“The Holy Vitebsker at the Kinneret”

This interesting story, by anthropomorphism, grants a personality to the Sea of Galilee. It becomes a partner in our spiritual practice and our physical wellbeing.  Through this we may be challenged to become aware of the role that it plays, and thereby take responsibility for its welfare as well.  

 
About two hundred years ago there was a terrible famine in Eretz Yisrael, in the Land of Israel, The situation was particularly bad in the north, in Tiberias and Tzfat, where hundreds of Yidden [Jews] were mamash dying of starvation. So the leaders of those communities got together and decided to send a shaliach, a messenger, to the Jews of Russia, to try to raise money to buy food. Everybody waited anxiously for the messenger to come back, but a long time went by and he didn’t return. And nobody knew what had happened to him.

At that time the Holy R. Menachem Mendel of Vitebsk was living in Tiberias. Now, R. Mendele had a special custom – he always went to the Kinneret, to the Sea of Galilee, right before Shabbos to daven minchah [pray the afternoon prayer]. One Friday afternoon he went to the Kinneret as usual, but he didn’t start to pray. He just sat down on the shore and stared at the waves. And he looked so sad that the Chasidim who were with him became very worried. Still, he was, after all, the Rebbe, and they didn’t like to disturb him. So they just sat down on the sand beside him, and they all silently watched the water.
Time went by, and still R. Mendele didn’t daven. One of the Chasidim dared to whisper, “Rebbe, don’t you think we should pray?” But R. Mendele didn’t answer. He just kept staring into the Kinneret. It got darker and darker. The Rebbe still refused to move. His followers couldn’t understand what was happening.

Suddenly, just before it was totally dark, R. Mendele stood up. He stretched, he smiled, he mamash laughed out loud. Then he turned to his Chasidim: “Thank you so much for waiting for me. Come, let’s daven.” And he led them in the afternoon prayer with great simcha, with utmost joy.
After the davening one of his followers said to him, “Rebbe, I hope you won’t be offended but I can’t help but wonder. First you were so sad, and now you’re so happy. What’s going on?”
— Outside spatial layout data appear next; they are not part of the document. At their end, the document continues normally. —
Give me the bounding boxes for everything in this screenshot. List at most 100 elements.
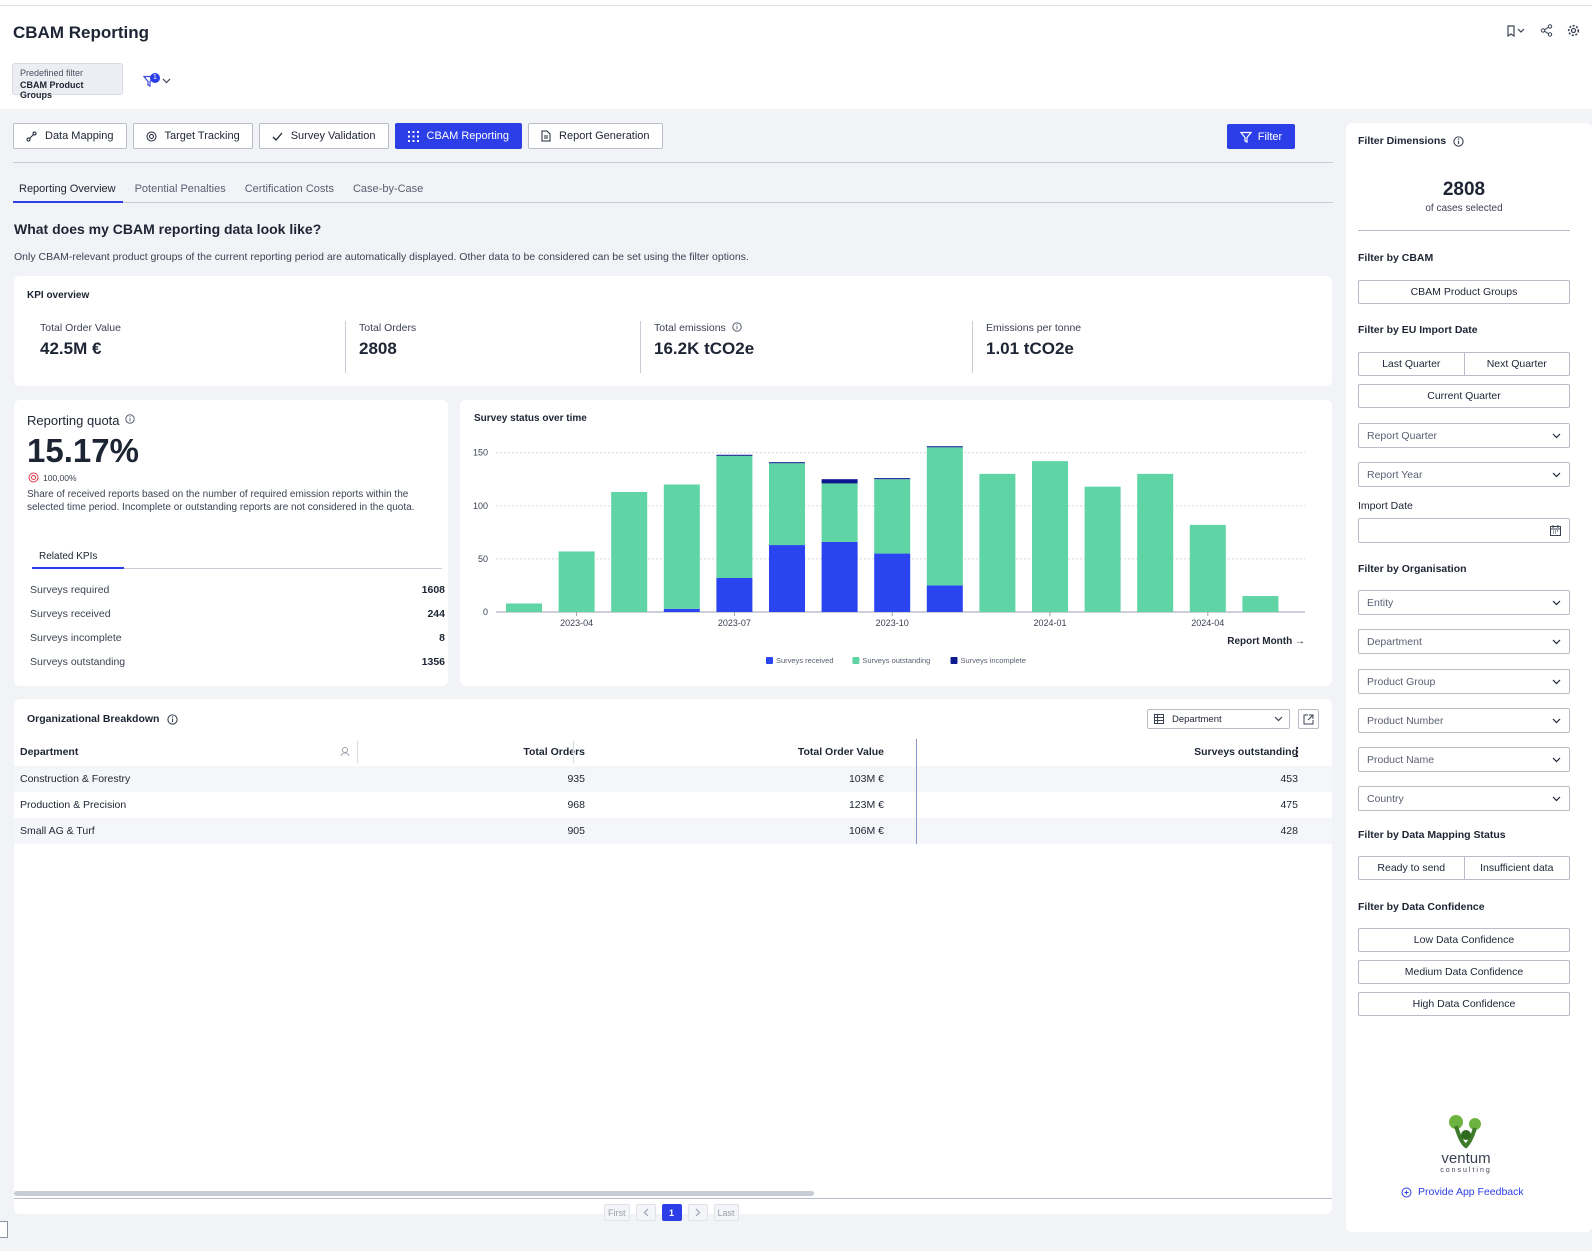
department-dropdown[interactable]: Department [1358,629,1570,654]
chevron-down-icon [1552,639,1561,644]
target-icon [28,472,39,483]
filter-button[interactable]: Filter [1227,124,1295,149]
nav-target-tracking[interactable]: Target Tracking [132,123,253,149]
kpi-total-orders: Total Orders 2808 [359,322,416,359]
report-year-dropdown[interactable]: Report Year [1358,462,1570,487]
predefined-filter-chip[interactable]: Predefined filter CBAM Product Groups [12,63,123,100]
import-date-input[interactable] [1358,518,1570,543]
bar-segment [1084,486,1121,612]
chevron-down-icon [1552,472,1561,477]
pagination-current-page[interactable]: 1 [661,1204,682,1221]
tab-potential-penalties[interactable]: Potential Penalties [134,183,226,195]
mapping-icon [26,131,37,141]
filter-confidence-heading: Filter by Data Confidence [1358,901,1485,913]
bar-segment [926,446,963,448]
info-icon[interactable] [167,713,179,725]
nav-report-generation[interactable]: Report Generation [528,123,663,149]
bar-segment [663,484,700,609]
divider [972,321,973,373]
divider [32,568,442,569]
tab-certification-costs[interactable]: Certification Costs [244,183,334,195]
pagination-last[interactable]: Last [713,1204,739,1221]
related-kpi-row: Surveys received 244 [30,608,445,620]
pagination-next[interactable] [687,1204,708,1221]
active-tab-indicator [13,201,123,203]
tab-reporting-overview[interactable]: Reporting Overview [19,183,116,195]
current-quarter-button[interactable]: Current Quarter [1358,384,1570,408]
column-header-department[interactable]: Department [20,746,79,758]
product-number-dropdown[interactable]: Product Number [1358,708,1570,733]
x-tick-label: 2023-04 [560,618,593,628]
quota-target: 100,00% [28,472,77,483]
gear-icon[interactable] [1567,24,1580,37]
kpi-value: 16.2K tCO2e [654,339,755,358]
provide-feedback-link[interactable]: Provide App Feedback [1401,1186,1524,1198]
pagination-first[interactable]: First [604,1204,630,1221]
export-button[interactable] [1298,709,1319,729]
legend-swatch [852,657,860,664]
info-icon[interactable] [732,322,742,332]
x-tick-label: 2024-01 [1033,618,1066,628]
related-kpi-row: Surveys outstanding 1356 [30,656,445,668]
table-row[interactable]: Construction & Forestry 935 103M € 453 [14,766,1332,792]
more-options-icon[interactable] [1295,746,1299,758]
insufficient-data-button[interactable]: Insufficient data [1463,857,1570,879]
cbam-product-groups-button[interactable]: CBAM Product Groups [1358,280,1570,304]
column-header-surveys-outstanding[interactable]: Surveys outstanding [1194,746,1298,758]
medium-confidence-button[interactable]: Medium Data Confidence [1358,960,1570,984]
entity-dropdown[interactable]: Entity [1358,590,1570,615]
column-header-total-orders[interactable]: Total Orders [523,746,585,758]
country-dropdown[interactable]: Country [1358,786,1570,811]
low-confidence-button[interactable]: Low Data Confidence [1358,928,1570,952]
side-panel-toggle[interactable] [0,1221,8,1238]
info-icon[interactable] [1453,135,1464,147]
bar-segment [874,478,911,480]
kpi-label: Emissions per tonne [986,322,1082,334]
y-tick-label: 150 [473,448,488,458]
last-quarter-button[interactable]: Last Quarter [1382,358,1441,370]
product-name-dropdown[interactable]: Product Name [1358,747,1570,772]
bar-segment [1032,461,1068,612]
report-quarter-dropdown[interactable]: Report Quarter [1358,423,1570,448]
chevron-down-icon [1552,433,1561,438]
next-quarter-button[interactable]: Next Quarter [1463,353,1570,375]
dimension-select[interactable]: Department [1147,709,1290,729]
checkmark-icon [272,132,283,141]
bookmark-icon[interactable] [1506,24,1526,37]
kpi-overview-card: KPI overview Total Order Value 42.5M € T… [14,276,1332,386]
divider [345,321,346,373]
high-confidence-button[interactable]: High Data Confidence [1358,992,1570,1016]
calendar-icon[interactable] [1550,525,1561,536]
table-row[interactable]: Production & Precision 968 123M € 475 [20,799,1298,811]
horizontal-scrollbar[interactable] [14,1191,814,1196]
table-row[interactable]: Small AG & Turf 905 106M € 428 [14,818,1332,844]
info-icon[interactable] [125,414,135,424]
share-icon[interactable] [1540,24,1553,37]
column-header-total-order-value[interactable]: Total Order Value [797,746,884,758]
bar-segment [769,462,805,464]
nav-survey-validation[interactable]: Survey Validation [258,123,389,149]
nav-cbam-reporting[interactable]: CBAM Reporting [394,123,523,149]
chart-title: Survey status over time [474,413,587,424]
column-resizer[interactable] [357,741,358,763]
nav-data-mapping[interactable]: Data Mapping [13,123,127,149]
bar-segment [769,545,805,612]
pagination-prev[interactable] [635,1204,656,1221]
active-tab-indicator [32,567,124,569]
column-resizer[interactable] [573,741,574,763]
target-icon [146,131,156,141]
kpi-value: 2808 [359,339,397,358]
legend-label: Surveys received [776,656,834,665]
bar-segment [1137,473,1174,612]
filter-import-date-heading: Filter by EU Import Date [1358,324,1478,336]
bar-segment [821,479,858,484]
search-person-icon[interactable] [340,746,351,757]
bar-segment [926,585,963,612]
tab-related-kpis[interactable]: Related KPIs [39,551,98,562]
divider [1358,230,1570,231]
tab-case-by-case[interactable]: Case-by-Case [352,183,424,195]
product-group-dropdown[interactable]: Product Group [1358,669,1570,694]
bar-segment [506,603,542,612]
ready-to-send-button[interactable]: Ready to send [1377,862,1446,874]
active-filters-toggle[interactable]: 1 [143,73,171,87]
And R. Mendele answered, “Do you remember the messenger we sent to Russia, to collect money for food? We’d received word that he had succeeded in his mission and was on his way home. Then he suddenly disappeared, and we couldn’t find out where he was or what had delayed him.
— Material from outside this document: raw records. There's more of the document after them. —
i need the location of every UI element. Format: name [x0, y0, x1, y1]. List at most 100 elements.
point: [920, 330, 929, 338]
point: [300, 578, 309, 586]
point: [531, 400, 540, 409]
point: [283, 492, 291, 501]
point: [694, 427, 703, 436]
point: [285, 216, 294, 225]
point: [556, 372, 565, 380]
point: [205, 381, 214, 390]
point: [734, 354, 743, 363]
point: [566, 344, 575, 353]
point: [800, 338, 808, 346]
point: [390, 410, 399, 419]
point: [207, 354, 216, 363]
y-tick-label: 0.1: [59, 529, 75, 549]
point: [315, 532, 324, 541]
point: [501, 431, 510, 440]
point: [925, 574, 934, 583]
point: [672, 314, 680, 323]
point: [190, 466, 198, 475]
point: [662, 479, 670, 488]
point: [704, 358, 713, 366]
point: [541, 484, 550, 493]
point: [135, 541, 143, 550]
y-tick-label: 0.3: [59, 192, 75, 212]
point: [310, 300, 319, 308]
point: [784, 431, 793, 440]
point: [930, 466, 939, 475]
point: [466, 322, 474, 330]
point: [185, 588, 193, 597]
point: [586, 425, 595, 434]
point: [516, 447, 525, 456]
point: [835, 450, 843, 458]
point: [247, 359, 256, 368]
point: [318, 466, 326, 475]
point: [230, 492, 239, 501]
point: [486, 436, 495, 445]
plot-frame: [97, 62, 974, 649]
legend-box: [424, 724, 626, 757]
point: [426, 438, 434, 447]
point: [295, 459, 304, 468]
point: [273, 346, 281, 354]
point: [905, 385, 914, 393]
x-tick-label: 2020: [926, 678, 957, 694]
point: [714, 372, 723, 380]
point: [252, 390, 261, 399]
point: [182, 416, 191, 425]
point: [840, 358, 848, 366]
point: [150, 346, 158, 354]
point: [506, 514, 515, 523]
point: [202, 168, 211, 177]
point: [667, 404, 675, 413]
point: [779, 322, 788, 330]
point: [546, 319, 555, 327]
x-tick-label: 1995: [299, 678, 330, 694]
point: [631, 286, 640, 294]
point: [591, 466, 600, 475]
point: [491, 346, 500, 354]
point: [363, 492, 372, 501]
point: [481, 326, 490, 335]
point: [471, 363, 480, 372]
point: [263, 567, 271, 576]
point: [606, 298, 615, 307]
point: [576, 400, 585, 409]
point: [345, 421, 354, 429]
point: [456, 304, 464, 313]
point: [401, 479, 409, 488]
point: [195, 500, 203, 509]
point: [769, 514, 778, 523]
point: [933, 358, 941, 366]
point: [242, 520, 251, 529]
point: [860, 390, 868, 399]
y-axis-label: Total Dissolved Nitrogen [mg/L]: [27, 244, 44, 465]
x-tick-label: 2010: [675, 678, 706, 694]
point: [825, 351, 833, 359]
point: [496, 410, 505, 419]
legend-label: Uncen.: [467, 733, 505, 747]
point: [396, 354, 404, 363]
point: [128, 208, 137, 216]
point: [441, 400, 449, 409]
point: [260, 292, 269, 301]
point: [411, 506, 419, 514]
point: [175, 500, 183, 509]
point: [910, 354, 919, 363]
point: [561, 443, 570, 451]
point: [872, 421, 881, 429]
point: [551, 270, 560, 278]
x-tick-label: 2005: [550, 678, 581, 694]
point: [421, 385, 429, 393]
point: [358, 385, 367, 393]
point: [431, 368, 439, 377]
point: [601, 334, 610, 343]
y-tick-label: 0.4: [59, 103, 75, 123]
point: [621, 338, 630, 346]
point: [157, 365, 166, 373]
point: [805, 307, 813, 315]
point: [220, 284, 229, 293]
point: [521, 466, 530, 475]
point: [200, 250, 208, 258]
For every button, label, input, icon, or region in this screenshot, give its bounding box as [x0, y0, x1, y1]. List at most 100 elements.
“Today, just as I came here to the Kinneret, Heaven showed me the whole story. When our messenger reached Istanbul, the Turkish Pasha arrested him and confiscated all the money he had collected. There was no way he could get the money back – or return home.

“Now, everybody knows that the Holy Wall in Jerusalem is the gateway to Heaven for all our prayers. Everybody’s prayers, from all over the world, have to come first to the Kotel, and from there they go up before G-d’s Holy Throne. But what most people don’t know is that before going to the Holy Wall, all of our tefillos, all of our words before G-d, have to go to the mikvah to be purified. And the mikvah for all the prayers of the world is here – the Kinneret, the Sea of Galilee.
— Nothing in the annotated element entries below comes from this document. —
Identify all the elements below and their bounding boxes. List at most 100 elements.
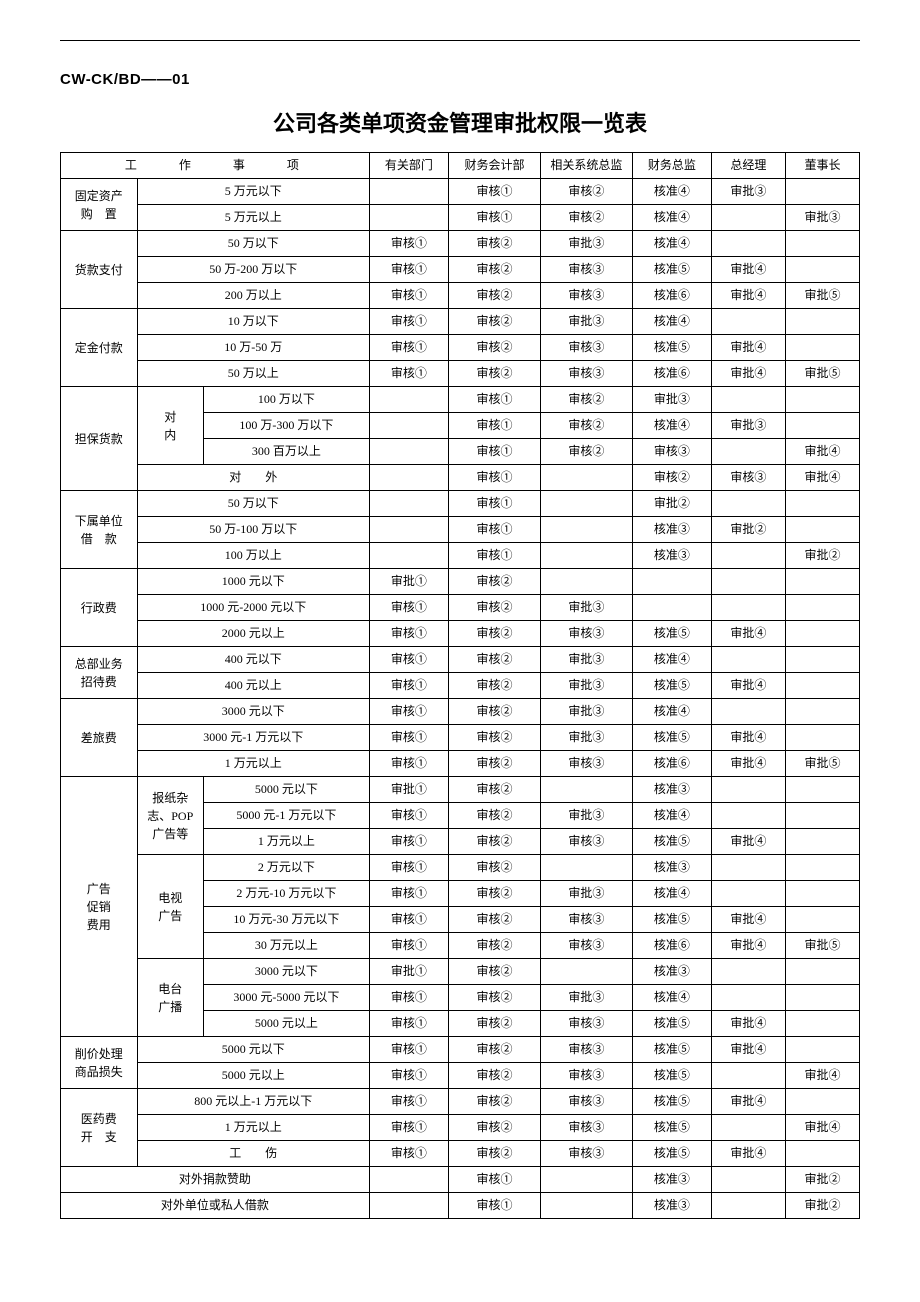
cell [711,205,785,231]
cell [632,595,711,621]
cell [785,595,859,621]
cell: 核准⑤ [632,257,711,283]
cell: 审核② [449,699,541,725]
cell [711,647,785,673]
cell: 审批① [369,569,448,595]
cell: 审核② [449,803,541,829]
cell: 审批④ [711,751,785,777]
cell: 审批③ [540,595,632,621]
cell [785,1037,859,1063]
header-item: 工 作 事 项 [61,153,370,179]
cell: 审核① [369,699,448,725]
cell [711,959,785,985]
condition: 5000 元以下 [203,777,369,803]
cell: 审核① [369,673,448,699]
cell: 核准④ [632,231,711,257]
condition: 100 万以上 [137,543,369,569]
cell [711,1193,785,1219]
cell: 审核① [369,985,448,1011]
cell: 审批⑤ [785,283,859,309]
cell: 审批⑤ [785,361,859,387]
cell: 审批④ [711,621,785,647]
cell [785,517,859,543]
cell [711,387,785,413]
condition: 1 万元以上 [137,1115,369,1141]
cell [540,959,632,985]
cell: 审批③ [540,673,632,699]
cell [711,439,785,465]
cell: 核准③ [632,1193,711,1219]
cell: 审批④ [711,1141,785,1167]
cell: 审核① [449,1167,541,1193]
cell: 核准⑤ [632,907,711,933]
cell: 审核② [449,725,541,751]
cell: 审批② [785,1193,859,1219]
cell: 审核② [449,647,541,673]
cell: 核准③ [632,517,711,543]
cell: 审核② [449,257,541,283]
cell: 核准③ [632,777,711,803]
cell: 审核① [369,855,448,881]
condition: 5000 元以上 [137,1063,369,1089]
cell: 核准⑤ [632,1141,711,1167]
cell: 审核② [449,1089,541,1115]
cell: 审批③ [540,881,632,907]
cell: 审核③ [540,1037,632,1063]
cell [711,855,785,881]
cell: 审批④ [711,1089,785,1115]
cell: 审批③ [711,413,785,439]
cell: 审核① [369,725,448,751]
header-item: 相关系统总监 [540,153,632,179]
cell: 审批⑤ [785,933,859,959]
cell: 审核① [449,491,541,517]
cell: 核准⑥ [632,751,711,777]
cell: 审批③ [540,231,632,257]
cell: 核准⑤ [632,1011,711,1037]
document-title: 公司各类单项资金管理审批权限一览表 [60,106,860,138]
cell [369,465,448,491]
cell: 审核① [449,543,541,569]
cell: 审批④ [711,725,785,751]
cell [540,491,632,517]
cell: 审核② [540,413,632,439]
cell: 审核② [449,933,541,959]
cell: 审核② [449,1037,541,1063]
cell: 审核① [369,1011,448,1037]
cell [785,673,859,699]
condition: 1 万元以上 [137,751,369,777]
cell [369,517,448,543]
cell [785,647,859,673]
cell: 审核② [449,569,541,595]
cell: 审批④ [785,1063,859,1089]
cell: 审核① [369,881,448,907]
cell: 审核① [369,803,448,829]
cell: 审批③ [540,647,632,673]
cell: 审核① [369,933,448,959]
header-item: 财务会计部 [449,153,541,179]
cell: 核准④ [632,985,711,1011]
cell: 审核② [449,751,541,777]
cell [369,179,448,205]
cell [369,543,448,569]
cell [540,855,632,881]
cell: 审批② [711,517,785,543]
header-item: 总经理 [711,153,785,179]
cell: 审批④ [711,361,785,387]
cell [785,387,859,413]
cell: 审核③ [540,1115,632,1141]
cell: 核准③ [632,543,711,569]
condition: 1 万元以上 [203,829,369,855]
cell: 审核① [369,1141,448,1167]
cell: 审核② [540,387,632,413]
cell [369,491,448,517]
cell [711,569,785,595]
condition: 50 万-100 万以下 [137,517,369,543]
condition: 2 万元以下 [203,855,369,881]
cell: 审批① [369,959,448,985]
cell: 审核① [369,1115,448,1141]
cell: 核准⑤ [632,673,711,699]
cell: 核准⑤ [632,1063,711,1089]
cell: 审批④ [711,829,785,855]
cell: 审核② [632,465,711,491]
cell: 审核② [449,231,541,257]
“When the Pasha had taken our messenger’s money, it decided that it could not allow so many Jewish lives to be lost. So the Sea of Galilee went on strike. It absolutely refused to cleanse or purify anybody’s prayers until the Pasha released both our shaliach and the money.

“This caused a big commotion in the Heavenly Court. One side said that everybody, even the Pasha, has free choice, and the Kinneret had no right to try to interfere with what he was doing. And on the other side was the Sea of Galilee, which just kept saying, ‘I cannot stand by and let the starving Yidden die. I will not serve as the mikvah for one single prayer until the Pasha relents and the Jews get their money!’

“The battle between these two sides has been going on every since our messenger disappeared. Today, Heaven let me watch as the Court made its final decision. You see, the world can’t exist if its prayers don’t reach G-d. And the prayers can’t go up without first being purified.

“The Kinneret held out, and in the end, it won. Heaven finally influenced the Pasha to change his mind; I just heard him announce: ‘Release the messenger. Let the money go on to Israel to save the suffering Jews.”

 

Reprinted with permission from Carlebach, Rabbi Shlomo, told by Tzlotana Barbara Midlo, Lamed Vav (Jerusalem: 2004), pg 199-200.